Design Structure Matrix (DSM) modularization, the task of partitioning system elements into cohesive modules, is a fundamental combinatorial challenge in engineering design. Traditional methods treat modularization as a pure graph optimization, without access to the engineering context embedded in the system. Building on prior work on LLM-based combinatorial optimization for DSM sequencing, this paper extends the method to modularization across five cases and three backbone LLMs. Our method achieves near-reference quality within 30 iterations without requiring specialized optimization code. Counterintuitively, domain knowledge, beneficial in sequencing, consistently impairs performance on more complex DSMs.

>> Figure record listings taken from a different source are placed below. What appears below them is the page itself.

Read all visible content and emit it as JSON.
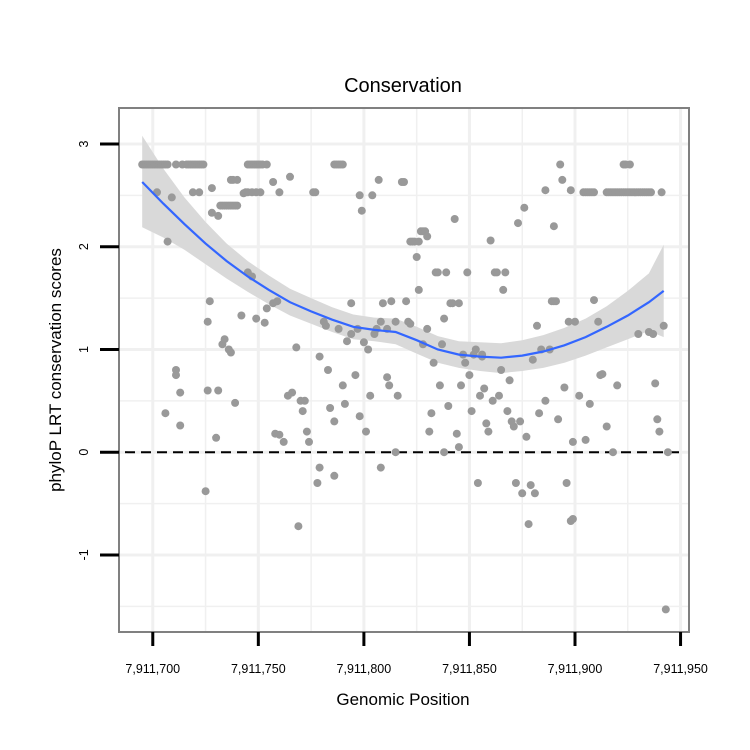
{
  "chart_data": {
    "type": "scatter",
    "title": "Conservation",
    "xlabel": "Genomic Position",
    "ylabel": "phyloP LRT conservation scores",
    "xlim": [
      7911684,
      7911954
    ],
    "ylim": [
      -1.75,
      3.35
    ],
    "xticks": [
      7911700,
      7911750,
      7911800,
      7911850,
      7911900,
      7911950
    ],
    "xtick_labels": [
      "7,911,700",
      "7,911,750",
      "7,911,800",
      "7,911,850",
      "7,911,900",
      "7,911,950"
    ],
    "yticks": [
      -1,
      0,
      1,
      2,
      3
    ],
    "ytick_labels": [
      "-1",
      "0",
      "1",
      "2",
      "3"
    ],
    "grid": true,
    "reference_line": {
      "y": 0,
      "style": "dashed"
    },
    "colors": {
      "points": "#999999",
      "smooth_line": "#3366ff",
      "ribbon": "#d9d9d9",
      "panel_border": "#808080",
      "grid": "#f0f0f0"
    },
    "points": [
      [
        7911695,
        2.8
      ],
      [
        7911696,
        2.8
      ],
      [
        7911697,
        2.8
      ],
      [
        7911698,
        2.8
      ],
      [
        7911699,
        2.8
      ],
      [
        7911700,
        2.8
      ],
      [
        7911701,
        2.8
      ],
      [
        7911702,
        2.8
      ],
      [
        7911703,
        2.8
      ],
      [
        7911704,
        2.8
      ],
      [
        7911705,
        2.8
      ],
      [
        7911706,
        2.8
      ],
      [
        7911707,
        2.8
      ],
      [
        7911702,
        2.53
      ],
      [
        7911709,
        2.48
      ],
      [
        7911707,
        2.05
      ],
      [
        7911711,
        2.8
      ],
      [
        7911714,
        2.8
      ],
      [
        7911716,
        2.8
      ],
      [
        7911717,
        2.8
      ],
      [
        7911718,
        2.8
      ],
      [
        7911719,
        2.8
      ],
      [
        7911720,
        2.8
      ],
      [
        7911721,
        2.8
      ],
      [
        7911722,
        2.8
      ],
      [
        7911723,
        2.8
      ],
      [
        7911724,
        2.8
      ],
      [
        7911719,
        2.53
      ],
      [
        7911722,
        2.53
      ],
      [
        7911728,
        2.57
      ],
      [
        7911728,
        2.33
      ],
      [
        7911731,
        2.3
      ],
      [
        7911732,
        2.4
      ],
      [
        7911733,
        2.4
      ],
      [
        7911734,
        2.4
      ],
      [
        7911735,
        2.4
      ],
      [
        7911736,
        2.4
      ],
      [
        7911737,
        2.4
      ],
      [
        7911738,
        2.4
      ],
      [
        7911739,
        2.4
      ],
      [
        7911740,
        2.4
      ],
      [
        7911737,
        2.65
      ],
      [
        7911738,
        2.65
      ],
      [
        7911740,
        2.65
      ],
      [
        7911744,
        2.53
      ],
      [
        7911745,
        2.8
      ],
      [
        7911746,
        2.8
      ],
      [
        7911747,
        2.8
      ],
      [
        7911748,
        2.8
      ],
      [
        7911749,
        2.8
      ],
      [
        7911750,
        2.8
      ],
      [
        7911751,
        2.8
      ],
      [
        7911752,
        2.8
      ],
      [
        7911754,
        2.8
      ],
      [
        7911743,
        2.52
      ],
      [
        7911745,
        2.53
      ],
      [
        7911747,
        2.53
      ],
      [
        7911749,
        2.53
      ],
      [
        7911751,
        2.53
      ],
      [
        7911757,
        2.63
      ],
      [
        7911760,
        2.53
      ],
      [
        7911706,
        0.38
      ],
      [
        7911711,
        0.8
      ],
      [
        7911711,
        0.75
      ],
      [
        7911713,
        0.26
      ],
      [
        7911713,
        0.58
      ],
      [
        7911726,
        0.6
      ],
      [
        7911726,
        1.27
      ],
      [
        7911727,
        1.47
      ],
      [
        7911725,
        -0.38
      ],
      [
        7911730,
        0.14
      ],
      [
        7911731,
        0.6
      ],
      [
        7911733,
        1.05
      ],
      [
        7911734,
        1.1
      ],
      [
        7911736,
        1.0
      ],
      [
        7911737,
        0.97
      ],
      [
        7911739,
        0.48
      ],
      [
        7911742,
        1.33
      ],
      [
        7911745,
        1.75
      ],
      [
        7911747,
        1.71
      ],
      [
        7911749,
        1.3
      ],
      [
        7911753,
        1.26
      ],
      [
        7911754,
        1.4
      ],
      [
        7911757,
        1.45
      ],
      [
        7911759,
        1.47
      ],
      [
        7911758,
        0.18
      ],
      [
        7911760,
        0.17
      ],
      [
        7911762,
        0.1
      ],
      [
        7911764,
        0.55
      ],
      [
        7911766,
        0.58
      ],
      [
        7911765,
        2.68
      ],
      [
        7911768,
        1.02
      ],
      [
        7911770,
        0.5
      ],
      [
        7911772,
        0.5
      ],
      [
        7911771,
        0.4
      ],
      [
        7911773,
        0.2
      ],
      [
        7911774,
        0.1
      ],
      [
        7911769,
        -0.72
      ],
      [
        7911776,
        2.53
      ],
      [
        7911777,
        2.53
      ],
      [
        7911778,
        -0.3
      ],
      [
        7911779,
        -0.15
      ],
      [
        7911779,
        0.93
      ],
      [
        7911781,
        1.27
      ],
      [
        7911782,
        1.23
      ],
      [
        7911783,
        0.8
      ],
      [
        7911784,
        0.43
      ],
      [
        7911786,
        0.3
      ],
      [
        7911786,
        -0.23
      ],
      [
        7911786,
        2.8
      ],
      [
        7911787,
        2.8
      ],
      [
        7911788,
        2.8
      ],
      [
        7911789,
        2.8
      ],
      [
        7911790,
        2.8
      ],
      [
        7911788,
        1.2
      ],
      [
        7911790,
        0.65
      ],
      [
        7911791,
        0.47
      ],
      [
        7911792,
        1.08
      ],
      [
        7911794,
        1.45
      ],
      [
        7911794,
        1.15
      ],
      [
        7911796,
        0.75
      ],
      [
        7911797,
        1.2
      ],
      [
        7911798,
        0.35
      ],
      [
        7911798,
        2.5
      ],
      [
        7911799,
        2.35
      ],
      [
        7911800,
        1.07
      ],
      [
        7911801,
        0.2
      ],
      [
        7911802,
        1.0
      ],
      [
        7911803,
        0.55
      ],
      [
        7911804,
        2.5
      ],
      [
        7911805,
        1.15
      ],
      [
        7911806,
        1.2
      ],
      [
        7911807,
        2.65
      ],
      [
        7911808,
        1.27
      ],
      [
        7911808,
        -0.15
      ],
      [
        7911809,
        1.45
      ],
      [
        7911811,
        1.2
      ],
      [
        7911811,
        0.73
      ],
      [
        7911812,
        0.65
      ],
      [
        7911813,
        1.47
      ],
      [
        7911815,
        0.0
      ],
      [
        7911816,
        0.55
      ],
      [
        7911815,
        1.27
      ],
      [
        7911818,
        2.63
      ],
      [
        7911819,
        2.63
      ],
      [
        7911820,
        1.47
      ],
      [
        7911821,
        1.27
      ],
      [
        7911822,
        1.25
      ],
      [
        7911822,
        2.05
      ],
      [
        7911823,
        2.05
      ],
      [
        7911824,
        2.05
      ],
      [
        7911825,
        1.9
      ],
      [
        7911826,
        2.05
      ],
      [
        7911827,
        2.15
      ],
      [
        7911828,
        2.15
      ],
      [
        7911829,
        2.15
      ],
      [
        7911830,
        2.1
      ],
      [
        7911826,
        1.58
      ],
      [
        7911828,
        1.05
      ],
      [
        7911830,
        1.2
      ],
      [
        7911831,
        0.2
      ],
      [
        7911832,
        0.38
      ],
      [
        7911833,
        0.87
      ],
      [
        7911834,
        1.75
      ],
      [
        7911835,
        1.75
      ],
      [
        7911836,
        0.65
      ],
      [
        7911837,
        1.05
      ],
      [
        7911838,
        0.0
      ],
      [
        7911839,
        1.75
      ],
      [
        7911840,
        0.45
      ],
      [
        7911841,
        1.45
      ],
      [
        7911842,
        1.45
      ],
      [
        7911843,
        2.27
      ],
      [
        7911844,
        0.18
      ],
      [
        7911845,
        0.05
      ],
      [
        7911846,
        0.65
      ],
      [
        7911847,
        0.95
      ],
      [
        7911848,
        0.87
      ],
      [
        7911849,
        1.75
      ],
      [
        7911850,
        0.75
      ],
      [
        7911851,
        0.4
      ],
      [
        7911852,
        0.95
      ],
      [
        7911853,
        1.0
      ],
      [
        7911854,
        -0.3
      ],
      [
        7911855,
        0.55
      ],
      [
        7911856,
        0.95
      ],
      [
        7911857,
        0.62
      ],
      [
        7911858,
        0.28
      ],
      [
        7911859,
        0.2
      ],
      [
        7911860,
        2.06
      ],
      [
        7911861,
        0.5
      ],
      [
        7911862,
        1.75
      ],
      [
        7911863,
        1.75
      ],
      [
        7911864,
        0.55
      ],
      [
        7911865,
        0.8
      ],
      [
        7911866,
        1.58
      ],
      [
        7911867,
        1.75
      ],
      [
        7911868,
        0.4
      ],
      [
        7911869,
        0.7
      ],
      [
        7911870,
        0.3
      ],
      [
        7911871,
        0.25
      ],
      [
        7911872,
        -0.3
      ],
      [
        7911873,
        2.23
      ],
      [
        7911874,
        0.3
      ],
      [
        7911875,
        -0.4
      ],
      [
        7911876,
        2.38
      ],
      [
        7911877,
        0.15
      ],
      [
        7911878,
        -0.7
      ],
      [
        7911879,
        -0.32
      ],
      [
        7911880,
        0.9
      ],
      [
        7911881,
        -0.4
      ],
      [
        7911882,
        1.23
      ],
      [
        7911883,
        0.38
      ],
      [
        7911884,
        1.0
      ],
      [
        7911886,
        0.5
      ],
      [
        7911888,
        1.0
      ],
      [
        7911889,
        1.47
      ],
      [
        7911890,
        1.47
      ],
      [
        7911891,
        1.47
      ],
      [
        7911892,
        0.32
      ],
      [
        7911893,
        2.8
      ],
      [
        7911895,
        0.63
      ],
      [
        7911896,
        -0.3
      ],
      [
        7911898,
        -0.67
      ],
      [
        7911899,
        -0.65
      ],
      [
        7911897,
        1.27
      ],
      [
        7911899,
        0.1
      ],
      [
        7911900,
        1.27
      ],
      [
        7911904,
        2.53
      ],
      [
        7911905,
        2.53
      ],
      [
        7911906,
        2.53
      ],
      [
        7911907,
        2.53
      ],
      [
        7911908,
        2.53
      ],
      [
        7911909,
        2.53
      ],
      [
        7911905,
        0.12
      ],
      [
        7911907,
        0.47
      ],
      [
        7911909,
        1.48
      ],
      [
        7911911,
        1.27
      ],
      [
        7911912,
        0.75
      ],
      [
        7911913,
        0.76
      ],
      [
        7911915,
        2.53
      ],
      [
        7911916,
        2.53
      ],
      [
        7911917,
        2.53
      ],
      [
        7911918,
        2.53
      ],
      [
        7911919,
        2.53
      ],
      [
        7911920,
        2.53
      ],
      [
        7911921,
        2.53
      ],
      [
        7911922,
        2.53
      ],
      [
        7911923,
        2.53
      ],
      [
        7911924,
        2.53
      ],
      [
        7911925,
        2.53
      ],
      [
        7911926,
        2.53
      ],
      [
        7911927,
        2.53
      ],
      [
        7911928,
        2.53
      ],
      [
        7911929,
        2.53
      ],
      [
        7911930,
        2.53
      ],
      [
        7911931,
        2.53
      ],
      [
        7911932,
        2.53
      ],
      [
        7911933,
        2.53
      ],
      [
        7911934,
        2.53
      ],
      [
        7911935,
        2.53
      ],
      [
        7911936,
        2.53
      ],
      [
        7911941,
        2.53
      ],
      [
        7911915,
        0.25
      ],
      [
        7911918,
        0.0
      ],
      [
        7911920,
        0.65
      ],
      [
        7911923,
        2.8
      ],
      [
        7911924,
        2.8
      ],
      [
        7911926,
        2.8
      ],
      [
        7911930,
        1.15
      ],
      [
        7911935,
        1.17
      ],
      [
        7911937,
        1.15
      ],
      [
        7911938,
        0.67
      ],
      [
        7911939,
        0.32
      ],
      [
        7911940,
        0.2
      ],
      [
        7911942,
        1.23
      ],
      [
        7911943,
        -1.53
      ],
      [
        7911944,
        0.0
      ],
      [
        7911886,
        2.55
      ],
      [
        7911890,
        2.2
      ],
      [
        7911894,
        2.65
      ],
      [
        7911898,
        2.55
      ],
      [
        7911902,
        0.55
      ],
      [
        7911856,
        0.93
      ],
      [
        7911845,
        1.45
      ],
      [
        7911838,
        1.3
      ]
    ],
    "smooth_line": {
      "x": [
        7911695,
        7911705,
        7911715,
        7911725,
        7911735,
        7911745,
        7911755,
        7911765,
        7911775,
        7911785,
        7911795,
        7911805,
        7911815,
        7911825,
        7911835,
        7911845,
        7911855,
        7911865,
        7911875,
        7911885,
        7911895,
        7911905,
        7911915,
        7911925,
        7911935,
        7911942
      ],
      "y": [
        2.63,
        2.42,
        2.22,
        2.03,
        1.86,
        1.71,
        1.58,
        1.46,
        1.37,
        1.29,
        1.22,
        1.19,
        1.17,
        1.09,
        1.0,
        0.95,
        0.93,
        0.92,
        0.94,
        0.98,
        1.04,
        1.12,
        1.22,
        1.33,
        1.46,
        1.57
      ]
    },
    "confidence_band": {
      "lower": [
        2.19,
        2.09,
        1.97,
        1.83,
        1.69,
        1.56,
        1.44,
        1.33,
        1.25,
        1.17,
        1.1,
        1.08,
        1.05,
        0.96,
        0.87,
        0.82,
        0.79,
        0.77,
        0.79,
        0.82,
        0.87,
        0.94,
        1.02,
        1.1,
        1.18,
        1.12
      ],
      "upper": [
        3.08,
        2.76,
        2.48,
        2.24,
        2.03,
        1.86,
        1.72,
        1.59,
        1.5,
        1.41,
        1.34,
        1.31,
        1.3,
        1.22,
        1.13,
        1.08,
        1.07,
        1.06,
        1.09,
        1.14,
        1.21,
        1.3,
        1.42,
        1.57,
        1.74,
        2.02
      ]
    }
  }
}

We attribute this to semantic misalignment between the LLM's functional priors and the purely structural optimization objective, and propose the semantic-alignment hypothesis as a testable condition governing knowledge effectiveness with LLMs. Ablation studies identify the most effective input representation, objective formulation, and solution pool design for practical deployment. These findings offer practical guidance for deploying LLMs in engineering design optimization.

翻译：设计结构矩阵（DSM）模块化是将系统元素划分为内聚模块的任务，是工程设计中的基础组合挑战。传统方法将模块化视为纯图优化问题，无法获取嵌入系统中的工程上下文信息。基于先前利用大语言模型进行DSM排序组合优化的研究，本文将该方法扩展至五个案例及三种骨干大语言模型的模块化任务中。我们的方法在30次迭代内即可达到接近参考解的质量，且无需专用优化代码。与直觉相悖的是，在排序任务中表现良好的领域知识，在处理更复杂的DSM时却持续损害性能。我们将此归因于大语言模型的功能先验与纯结构优化目标之间的语义错位，并提出“语义对齐假说”作为检验知识有效性的可测试条件。消融研究确定了实际部署中最有效的输入表示、目标函数构建及解池设计方案。这些发现为在工程设计优化中部署大语言模型提供了实践指导。